Worked with documentary films for more than 20 years at the Danish Film Board, as press officer, festival representative and film consultant/commissioner. Co-founder of Balticum Film and TV Festival, Filmkontakt Nord, Documentary of the EU and EDN (European Documentary Network).
Awards: 2004 the Danish Roos Prize for his contribution to the Danish and European documentary culture. 2006 an award for promoting Portuguese documentaries. 2014 he received the EDN Award “for an outstanding contribution to the development of the European documentary culture”. 2016 The Cross of the Knight of the Order for Merits to Lithuania. 2019 a Big Stamp at the 15th edition of ZagrebDox. 2021 receipt of the highest state decoration, Order of the Three Stars, Fourth Class, for the significant contribution to the development and promotion of Latvian documentary cinema outside Latvia. In 2022 he received an honorary award at DocsBarcelona’s 25th edition having served as organizer and programmer since the start of the festival.
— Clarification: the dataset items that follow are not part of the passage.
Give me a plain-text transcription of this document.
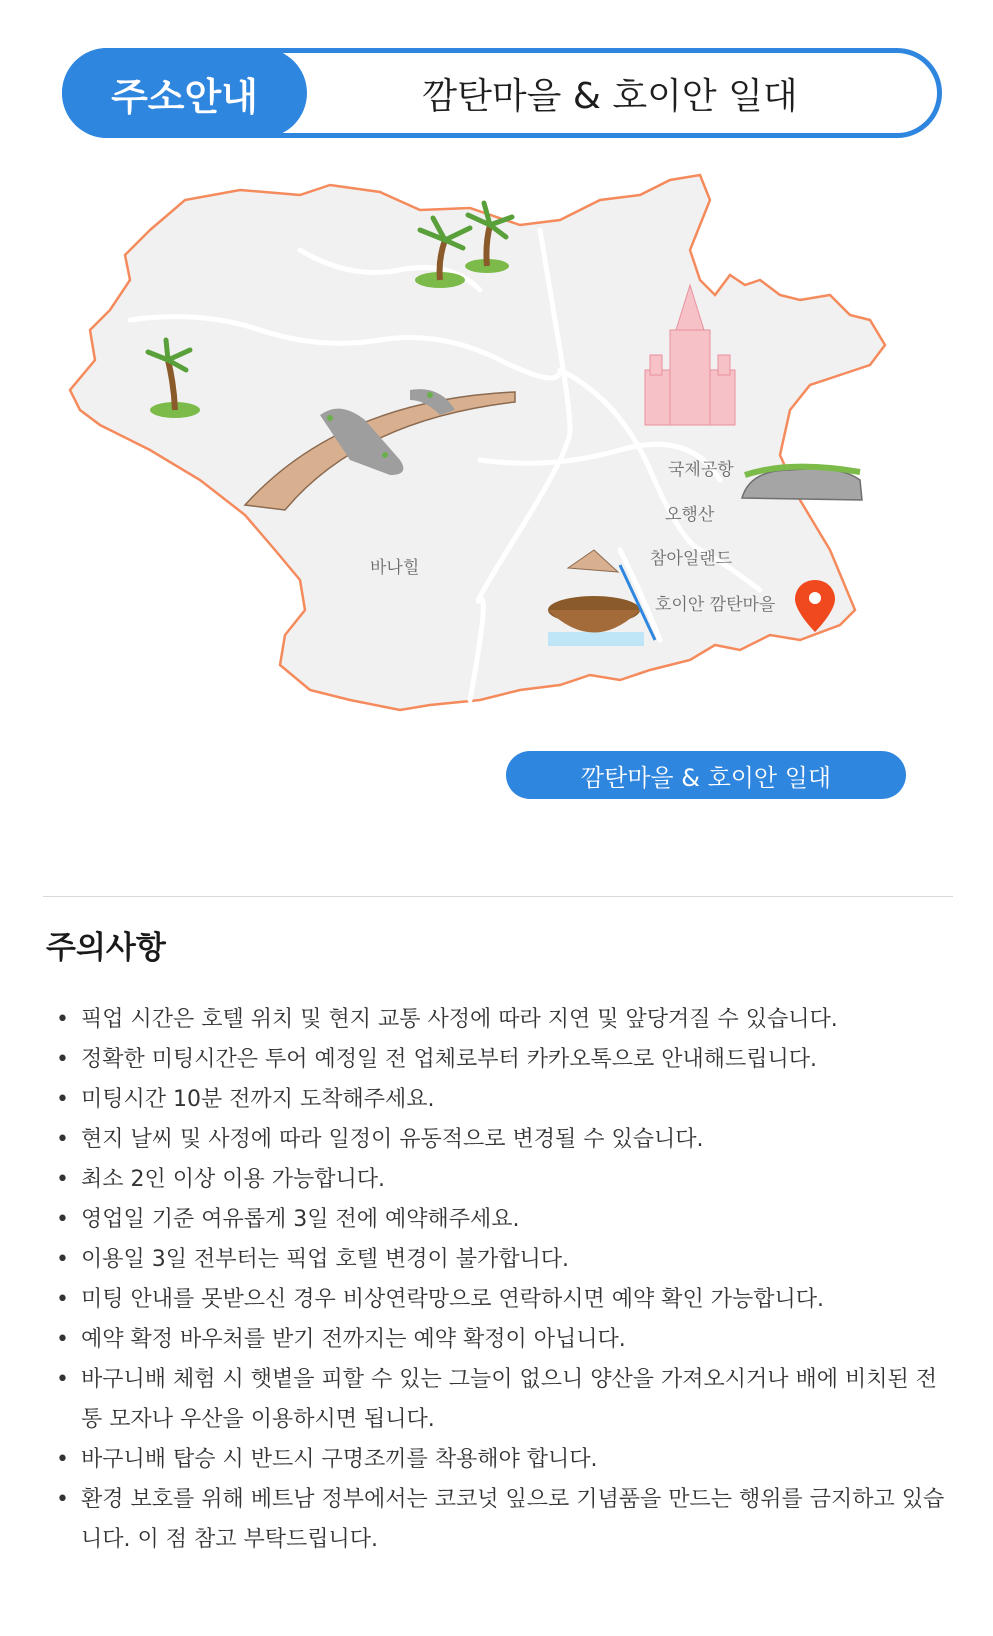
주소안내	깜탄마을 & 호이안 일대
국제공항
오행산
참아일랜드
호이안 깜탄마을
바나힐
깜탄마을 & 호이안 일대
주의사항
• 픽업 시간은 호텔 위치 및 현지 교통 사정에 따라 지연 및 앞당겨질 수 있습니다.
• 정확한 미팅시간은 투어 예정일 전 업체로부터 카카오톡으로 안내해드립니다.
• 미팅시간 10분 전까지 도착해주세요.
• 현지 날씨 및 사정에 따라 일정이 유동적으로 변경될 수 있습니다.
• 최소 2인 이상 이용 가능합니다.
• 영업일 기준 여유롭게 3일 전에 예약해주세요.
• 이용일 3일 전부터는 픽업 호텔 변경이 불가합니다.
• 미팅 안내를 못받으신 경우 비상연락망으로 연락하시면 예약 확인 가능합니다.
• 예약 확정 바우처를 받기 전까지는 예약 확정이 아닙니다.
• 바구니배 체험 시 햇볕을 피할 수 있는 그늘이 없으니 양산을 가져오시거나 배에 비치된 전통 모자나 우산을 이용하시면 됩니다.
• 바구니배 탑승 시 반드시 구명조끼를 착용해야 합니다.
• 환경 보호를 위해 베트남 정부에서는 코코넛 잎으로 기념품을 만드는 행위를 금지하고 있습니다. 이 점 참고 부탁드립니다.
From 1996 until 2005 he was the first director of EDN (European Documentary Network). From 2006 a freelance consultant and teacher in workshops like Ex Oriente, DocsBarcelona, Archidoc, Documentary Campus, Storydoc, Baltic Sea Forum, Black Sea DocStories, Caucadoc, CinéDOC Tbilisi, Docudays Kiev, Dealing With the Past Sarajevo FF as well as programme consultant for the festivals Magnificent7 in Belgrade, DOCSBarcelona, Verzio Budapest, Message2Man in St. Petersburg and DOKLeipzig. Teaches at the Zelig Documentary School in Bolzano Italy.